Who's good with radians?

If I have a box at 10,10 to 20,20 , I could draw two diagonals
Using drawline is easy

Now if I have a vector Ovalshape or pixmap shape, and I want that to be the diagonal, I need to make the width

sqrt((x1- x2)^2  + (y1- y2)^2 )

If its a true square, the rotations are 2.35619 ( \ ) and 0.785398 ( / )

But if it isnt a square, does anyone have the math to work out the correct rotation in radians?

can you rephrase you question? perhaps mock-up a graphic example

if rotation is based on the center of the object, then it makes no difference if it is square or rectangular

Wouldn’t those be the angles of the rectangle the oval touches?

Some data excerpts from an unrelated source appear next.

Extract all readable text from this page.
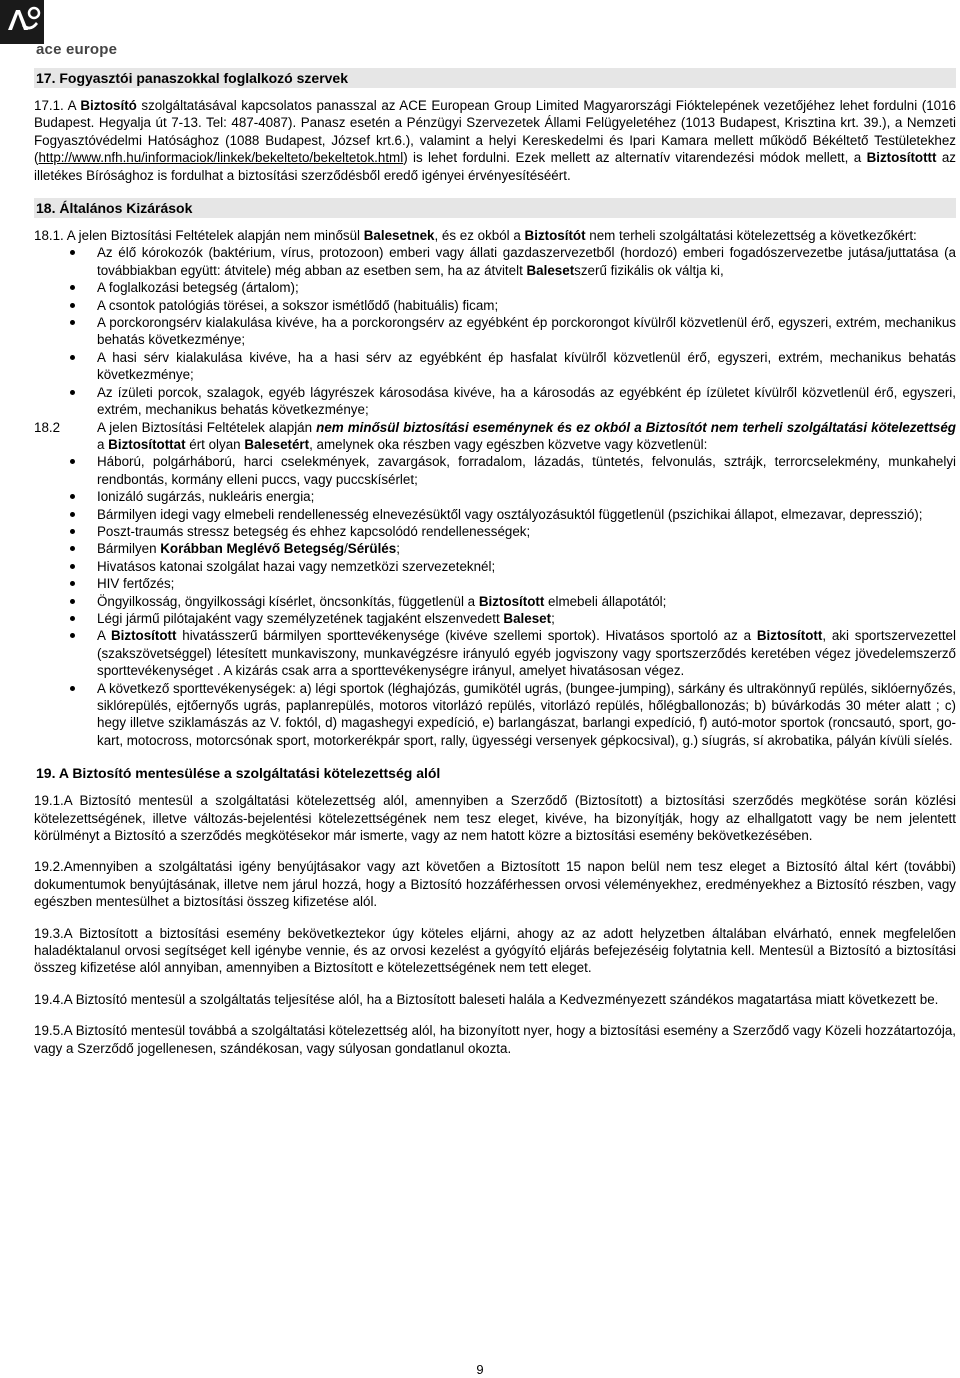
ace europe
17. Fogyasztói panaszokkal foglalkozó szervek

17.1. A Biztosító szolgáltatásával kapcsolatos panasszal az ACE European Group Limited Magyarországi Fióktelepének vezetőjéhez lehet fordulni (1016 Budapest. Hegyalja út 7-13. Tel: 487-4087). Panasz esetén a Pénzügyi Szervezetek Állami Felügyeletéhez (1013 Budapest, Krisztina krt. 39.), a Nemzeti Fogyasztóvédelmi Hatósághoz (1088 Budapest, József krt.6.), valamint a helyi Kereskedelmi és Ipari Kamara mellett működő Békéltető Testületekhez (http://www.nfh.hu/informaciok/linkek/bekelteto/bekeltetok.html) is lehet fordulni. Ezek mellett az alternatív vitarendezési módok mellett, a Biztosítottt az illetékes Bírósághoz is fordulhat a biztosítási szerződésből eredő igényei érvényesítéséért.

18. Általános Kizárások

18.1. A jelen Biztosítási Feltételek alapján nem minősül Balesetnek, és ez okból a Biztosítót nem terheli szolgáltatási kötelezettség a következőkért:

Az élő kórokozók (baktérium, vírus, protozoon) emberi vagy állati gazdaszervezetből (hordozó) emberi fogadószervezetbe jutása/juttatása (a továbbiakban együtt: átvitele) még abban az esetben sem, ha az átvitelt Balesetszerű fizikális ok váltja ki,
A foglalkozási betegség (ártalom);
A csontok patológiás törései, a sokszor ismétlődő (habituális) ficam;
A porckorongsérv kialakulása kivéve, ha a porckorongsérv az egyébként ép porckorongot kívülről közvetlenül érő, egyszeri, extrém, mechanikus behatás következménye;
A hasi sérv kialakulása kivéve, ha a hasi sérv az egyébként ép hasfalat kívülről közvetlenül érő, egyszeri, extrém, mechanikus behatás következménye;
Az ízületi porcok, szalagok, egyéb lágyrészek károsodása kivéve, ha a károsodás az egyébként ép ízületet kívülről közvetlenül érő, egyszeri, extrém, mechanikus behatás következménye;
18.2	A jelen Biztosítási Feltételek alapján nem minősül biztosítási eseménynek és ez okból a Biztosítót nem terheli szolgáltatási kötelezettség a Biztosítottat ért olyan Balesetért, amelynek oka részben vagy egészben közvetve vagy közvetlenül:
Háború, polgárháború, harci cselekmények, zavargások, forradalom, lázadás, tüntetés, felvonulás, sztrájk, terrorcselekmény, munkahelyi rendbontás, kormány elleni puccs, vagy puccskísérlet;
Ionizáló sugárzás, nukleáris energia;
Bármilyen idegi vagy elmebeli rendellenesség elnevezésüktől vagy osztályozásuktól függetlenül (pszichikai állapot, elmezavar, depresszió);
Poszt-traumás stressz betegség és ehhez kapcsolódó rendellenességek;
Bármilyen Korábban Meglévő Betegség/Sérülés;
Hivatásos katonai szolgálat hazai vagy nemzetközi szervezeteknél;
HIV fertőzés;
Öngyilkosság, öngyilkossági kísérlet, öncsonkítás, függetlenül a Biztosított elmebeli állapotától;
Légi jármű pilótajaként vagy személyzetének tagjaként elszenvedett Baleset;
A Biztosított hivatásszerű bármilyen sporttevékenysége (kivéve szellemi sportok). Hivatásos sportoló az a Biztosított, aki sportszervezettel (szakszövetséggel) létesített munkaviszony, munkavégzésre irányuló egyéb jogviszony vagy sportszerződés keretében végez jövedelemszerző sporttevékenységet . A kizárás csak arra a sporttevékenységre irányul, amelyet hivatásosan végez.
A következő sporttevékenységek: a) légi sportok (léghajózás, gumikötél ugrás, (bungee-jumping), sárkány és ultrakönnyű repülés, siklóernyőzés, siklórepülés, ejtőernyős ugrás, paplanrepülés, motoros vitorlázó repülés, vitorlázó repülés, hőlégballonozás; b) búvárkodás 30 méter alatt ; c) hegy illetve sziklamászás az V. foktól, d) magashegyi expedíció, e) barlangászat, barlangi expedíció, f) autó-motor sportok (roncsautó, sport, go-kart, motocross, motorcsónak sport, motorkerékpár sport, rally, ügyességi versenyek gépkocsival), g.) síugrás, sí akrobatika, pályán kívüli síelés.
19. A Biztosító mentesülése a szolgáltatási kötelezettség alól

19.1.A Biztosító mentesül a szolgáltatási kötelezettség alól, amennyiben a Szerződő (Biztosított) a biztosítási szerződés megkötése során közlési kötelezettségének, illetve változás-bejelentési kötelezettségének nem tesz eleget, kivéve, ha bizonyítják, hogy az elhallgatott vagy be nem jelentett körülményt a Biztosító a szerződés megkötésekor már ismerte, vagy az nem hatott közre a biztosítási esemény bekövetkezésében.

19.2.Amennyiben a szolgáltatási igény benyújtásakor vagy azt követően a Biztosított 15 napon belül nem tesz eleget a Biztosító által kért (további) dokumentumok benyújtásának, illetve nem járul hozzá, hogy a Biztosító hozzáférhessen orvosi véleményekhez, eredményekhez a Biztosító részben, vagy egészben mentesülhet a biztosítási összeg kifizetése alól.

19.3.A Biztosított a biztosítási esemény bekövetkeztekor úgy köteles eljárni, ahogy az az adott helyzetben általában elvárható, ennek megfelelően haladéktalanul orvosi segítséget kell igénybe vennie, és az orvosi kezelést a gyógyító eljárás befejezéséig folytatnia kell. Mentesül a Biztosító a biztosítási összeg kifizetése alól annyiban, amennyiben a Biztosított e kötelezettségének nem tett eleget.

19.4.A Biztosító mentesül a szolgáltatás teljesítése alól, ha a Biztosított baleseti halála a Kedvezményezett szándékos magatartása miatt következett be.

19.5.A Biztosító mentesül továbbá a szolgáltatási kötelezettség alól, ha bizonyított nyer, hogy a biztosítási esemény a Szerződő vagy Közeli hozzátartozója, vagy a Szerződő jogellenesen, szándékosan, vagy súlyosan gondatlanul okozta.

9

if L is length, and W is width, and C is the result of your equation above (C = sqrt(L^2 + W^2));

wouldn’t the angles be acos© and asin©

Not really. Think angles…
If its square, the rotation is obviously 45 degrees (the two radian figures above are 45 degrees and 135 degrees)
If its rectangular, then the angle gets closer to 90 as the width increases.

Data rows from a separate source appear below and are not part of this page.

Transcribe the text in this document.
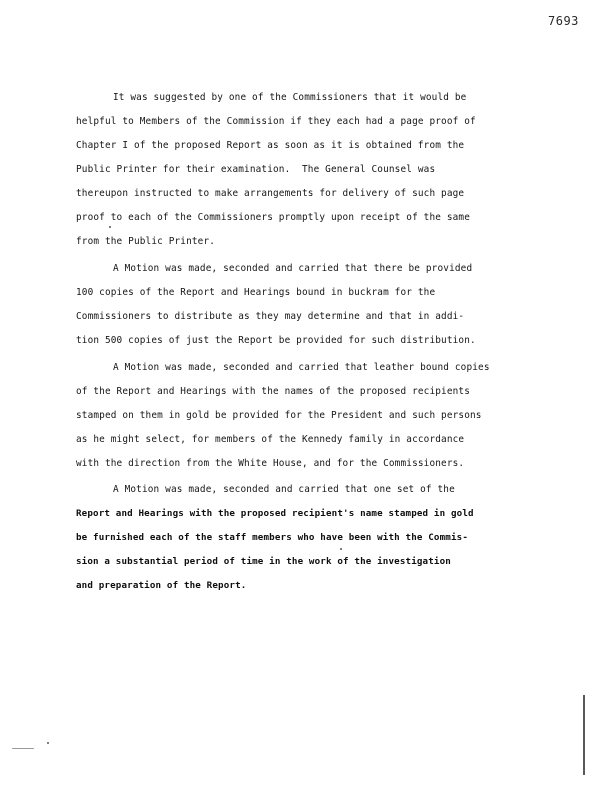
7693
It was suggested by one of the Commissioners that it would be
helpful to Members of the Commission if they each had a page proof of
Chapter I of the proposed Report as soon as it is obtained from the
Public Printer for their examination.  The General Counsel was
thereupon instructed to make arrangements for delivery of such page
proof to each of the Commissioners promptly upon receipt of the same
from the Public Printer.
A Motion was made, seconded and carried that there be provided
100 copies of the Report and Hearings bound in buckram for the
Commissioners to distribute as they may determine and that in addi-
tion 500 copies of just the Report be provided for such distribution.
A Motion was made, seconded and carried that leather bound copies
of the Report and Hearings with the names of the proposed recipients
stamped on them in gold be provided for the President and such persons
as he might select, for members of the Kennedy family in accordance
with the direction from the White House, and for the Commissioners.
A Motion was made, seconded and carried that one set of the
Report and Hearings with the proposed recipient's name stamped in gold
be furnished each of the staff members who have been with the Commis-
sion a substantial period of time in the work of the investigation
and preparation of the Report.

If sin(x) = height/width (opposite over adjacent)
then I guess I need asin (height/width) rather than asin (hypotenuse)

exactly what are you trying to rotate then?
As Lanque mentioned… an oval can be encased in a rectangle (as a matter of fact that is how Xojo draws a “normal” oval)
are you trying to rotate the “object”? or each point along the path of the object

I have a variety of vector shapes.
Long thin ovals, lines, pixmaps, arrows…
I want to rotate them so they lie corner to corner.

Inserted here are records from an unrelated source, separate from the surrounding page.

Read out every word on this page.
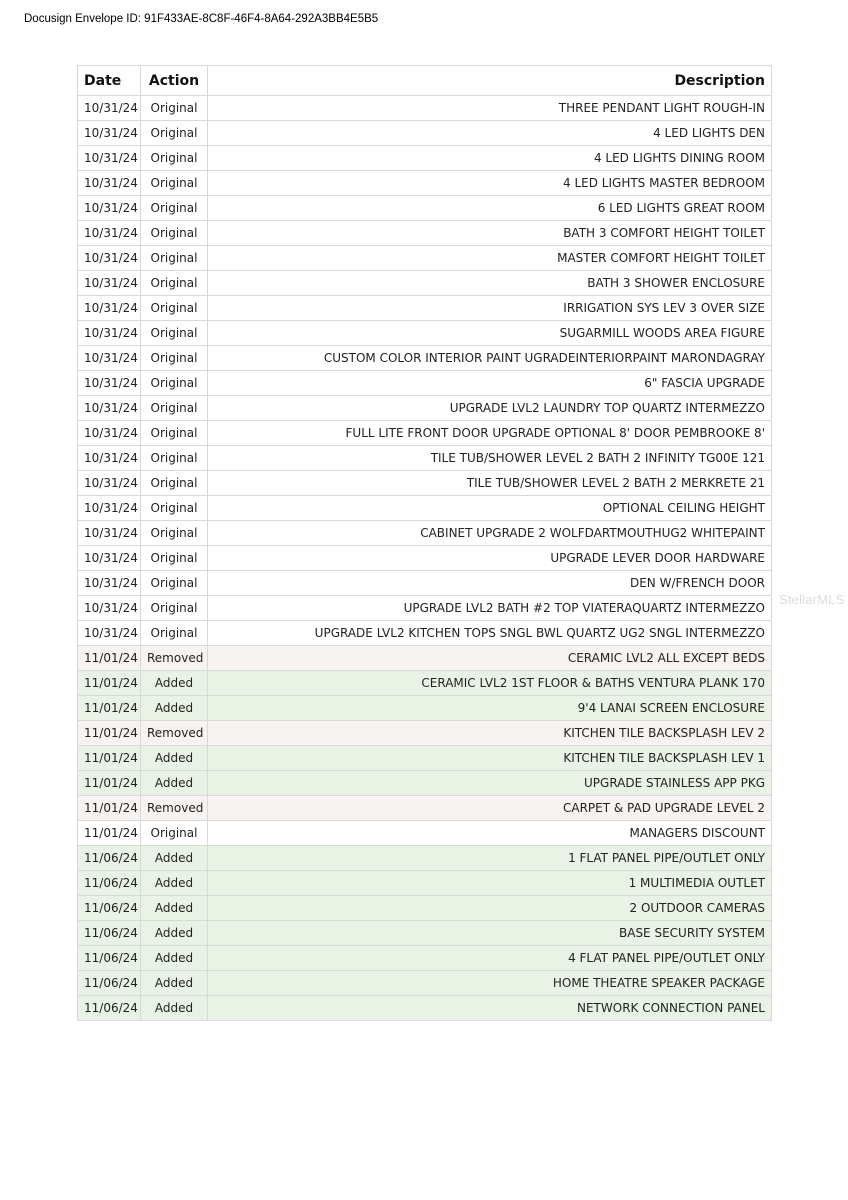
Docusign Envelope ID: 91F433AE-8C8F-46F4-8A64-292A3BB4E5B5
Date	Action	Description
10/31/24	Original	THREE PENDANT LIGHT ROUGH-IN
10/31/24	Original	4 LED LIGHTS DEN
10/31/24	Original	4 LED LIGHTS DINING ROOM
10/31/24	Original	4 LED LIGHTS MASTER BEDROOM
10/31/24	Original	6 LED LIGHTS GREAT ROOM
10/31/24	Original	BATH 3 COMFORT HEIGHT TOILET
10/31/24	Original	MASTER COMFORT HEIGHT TOILET
10/31/24	Original	BATH 3 SHOWER ENCLOSURE
10/31/24	Original	IRRIGATION SYS LEV 3 OVER SIZE
10/31/24	Original	SUGARMILL WOODS AREA FIGURE
10/31/24	Original	CUSTOM COLOR INTERIOR PAINT UGRADEINTERIORPAINT MARONDAGRAY
10/31/24	Original	6" FASCIA UPGRADE
10/31/24	Original	UPGRADE LVL2 LAUNDRY TOP QUARTZ INTERMEZZO
10/31/24	Original	FULL LITE FRONT DOOR UPGRADE OPTIONAL 8' DOOR PEMBROOKE 8'
10/31/24	Original	TILE TUB/SHOWER LEVEL 2 BATH 2 INFINITY TG00E 121
10/31/24	Original	TILE TUB/SHOWER LEVEL 2 BATH 2 MERKRETE 21
10/31/24	Original	OPTIONAL CEILING HEIGHT
10/31/24	Original	CABINET UPGRADE 2 WOLFDARTMOUTHUG2 WHITEPAINT
10/31/24	Original	UPGRADE LEVER DOOR HARDWARE
10/31/24	Original	DEN W/FRENCH DOOR
10/31/24	Original	UPGRADE LVL2 BATH #2 TOP VIATERAQUARTZ INTERMEZZO
10/31/24	Original	UPGRADE LVL2 KITCHEN TOPS SNGL BWL QUARTZ UG2 SNGL INTERMEZZO
11/01/24	Removed	CERAMIC LVL2 ALL EXCEPT BEDS
11/01/24	Added	CERAMIC LVL2 1ST FLOOR & BATHS VENTURA PLANK 170
11/01/24	Added	9'4 LANAI SCREEN ENCLOSURE
11/01/24	Removed	KITCHEN TILE BACKSPLASH LEV 2
11/01/24	Added	KITCHEN TILE BACKSPLASH LEV 1
11/01/24	Added	UPGRADE STAINLESS APP PKG
11/01/24	Removed	CARPET & PAD UPGRADE LEVEL 2
11/01/24	Original	MANAGERS DISCOUNT
11/06/24	Added	1 FLAT PANEL PIPE/OUTLET ONLY
11/06/24	Added	1 MULTIMEDIA OUTLET
11/06/24	Added	2 OUTDOOR CAMERAS
11/06/24	Added	BASE SECURITY SYSTEM
11/06/24	Added	4 FLAT PANEL PIPE/OUTLET ONLY
11/06/24	Added	HOME THEATRE SPEAKER PACKAGE
11/06/24	Added	NETWORK CONNECTION PANEL
StellarMLS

That would mean 45 degree angles if the bounding area was a square.
Its not.

So I need another angle, in radians

So I need to know the object2d rotation that is needed to get these two diagonals, for a line that starts life as horizontal.

You need trigonometry. The tangent of an angle gives you the rise divided by the run (vertical divided by horizontal). Since you know the height and width, you need the inverse tangent (aka atan) function to get the angle.

angle = atan(height/width)

The result is in radians, which is what you need.

Thats the one!
Thanks Robert…

I’d managed to convince myself that “opposite over adjacent” was sin() and couldnt understand why the return values were so wrong.